During 2011 and 2012, the Australian reinsurance segment recorded an increase in reinsurance rates due to the natural disasters that occurred during 2010 and 2011. Australia was affected by eight natural disasters in 2010, which included five floods, a tropical cyclone and two major storms. The worst of these events was the Queensland floods that occurred in December 2010.
This report provides a comprehensive analysis of the reinsurance market in Australia:
- It provides historical values for the Australian reinsurance market for the review period (2007–2011) and forecast period (2012–2016)
- It offers a detailed analysis of the key sub-segments in the Australian reinsurance market, along with market forecasts until 2016
- It provides a detailed analysis of the reinsurance ceded from various direct insurance markets in Australia and its growth prospects
- It profiles the top reinsurance companies in Australia
- The result of the high frequency of natural disasters over two years was an increase in reinsurance rates.
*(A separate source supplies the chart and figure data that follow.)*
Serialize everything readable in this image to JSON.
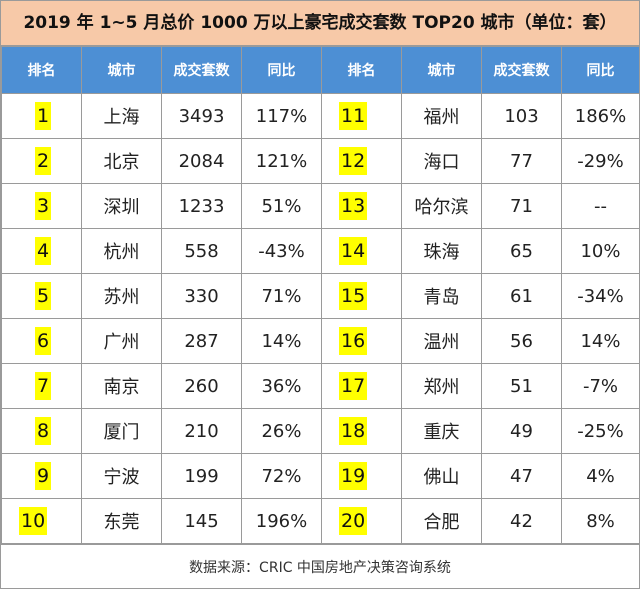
{
  "title": "2019 年 1~5 月总价 1000 万以上豪宅成交套数    TOP20 城市（单位：套）",
  "headers": {
    "rank": "排名",
    "city": "城市",
    "count": "成交套数",
    "yoy": "同比"
  },
  "rows": [
    {
      "left": {
        "rank": "1",
        "city": "上海",
        "count": "3493",
        "yoy": "117%"
      },
      "right": {
        "rank": "11",
        "city": "福州",
        "count": "103",
        "yoy": "186%"
      }
    },
    {
      "left": {
        "rank": "2",
        "city": "北京",
        "count": "2084",
        "yoy": "121%"
      },
      "right": {
        "rank": "12",
        "city": "海口",
        "count": "77",
        "yoy": "-29%"
      }
    },
    {
      "left": {
        "rank": "3",
        "city": "深圳",
        "count": "1233",
        "yoy": "51%"
      },
      "right": {
        "rank": "13",
        "city": "哈尔滨",
        "count": "71",
        "yoy": "--"
      }
    },
    {
      "left": {
        "rank": "4",
        "city": "杭州",
        "count": "558",
        "yoy": "-43%"
      },
      "right": {
        "rank": "14",
        "city": "珠海",
        "count": "65",
        "yoy": "10%"
      }
    },
    {
      "left": {
        "rank": "5",
        "city": "苏州",
        "count": "330",
        "yoy": "71%"
      },
      "right": {
        "rank": "15",
        "city": "青岛",
        "count": "61",
        "yoy": "-34%"
      }
    },
    {
      "left": {
        "rank": "6",
        "city": "广州",
        "count": "287",
        "yoy": "14%"
      },
      "right": {
        "rank": "16",
        "city": "温州",
        "count": "56",
        "yoy": "14%"
      }
    },
    {
      "left": {
        "rank": "7",
        "city": "南京",
        "count": "260",
        "yoy": "36%"
      },
      "right": {
        "rank": "17",
        "city": "郑州",
        "count": "51",
        "yoy": "-7%"
      }
    },
    {
      "left": {
        "rank": "8",
        "city": "厦门",
        "count": "210",
        "yoy": "26%"
      },
      "right": {
        "rank": "18",
        "city": "重庆",
        "count": "49",
        "yoy": "-25%"
      }
    },
    {
      "left": {
        "rank": "9",
        "city": "宁波",
        "count": "199",
        "yoy": "72%"
      },
      "right": {
        "rank": "19",
        "city": "佛山",
        "count": "47",
        "yoy": "4%"
      }
    },
    {
      "left": {
        "rank": "10",
        "city": "东莞",
        "count": "145",
        "yoy": "196%"
      },
      "right": {
        "rank": "20",
        "city": "合肥",
        "count": "42",
        "yoy": "8%"
      }
    }
  ],
  "source": "数据来源：CRIC 中国房地产决策咨询系统",
  "colors": {
    "title_bg": "#f7c9a8",
    "header_bg": "#4d8fd4",
    "rank_highlight": "#ffff00"
  }
}
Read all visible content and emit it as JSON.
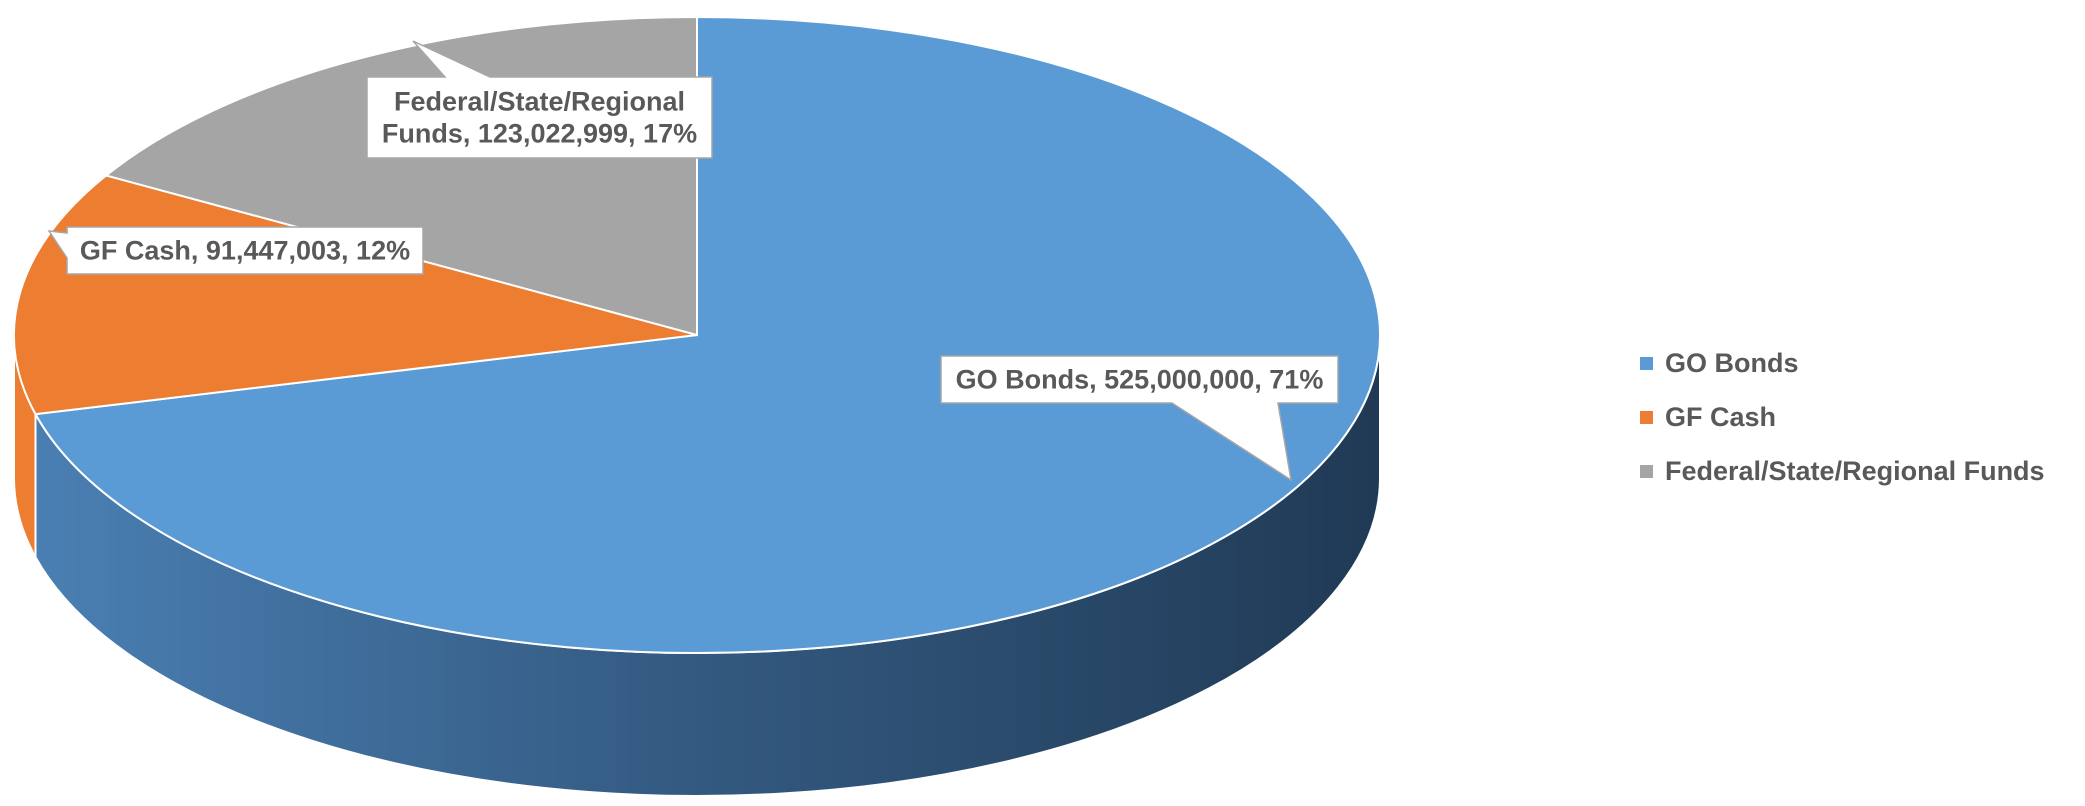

Reinsurance rates in Australia increased by 75% between 2010 and 2012.
- Despite the impact of natural disasters such as the Queensland cyclones and the Victoria storms which resulted in widespread flooding, the Australian reinsurance segment recorded a profit during the review period.
- Australian insurance regulation forced every insurer to cede a part of their premium to reinsurance due to the natural disasters which impacted Australia during the review period.
- The Australian reinsurance segment is dominated by multinational companies including Munich Re of Germany, Swiss Re of Switzerland, RGA Re of USA, Hannover Re of Germany, General Re and SCOR Re of France.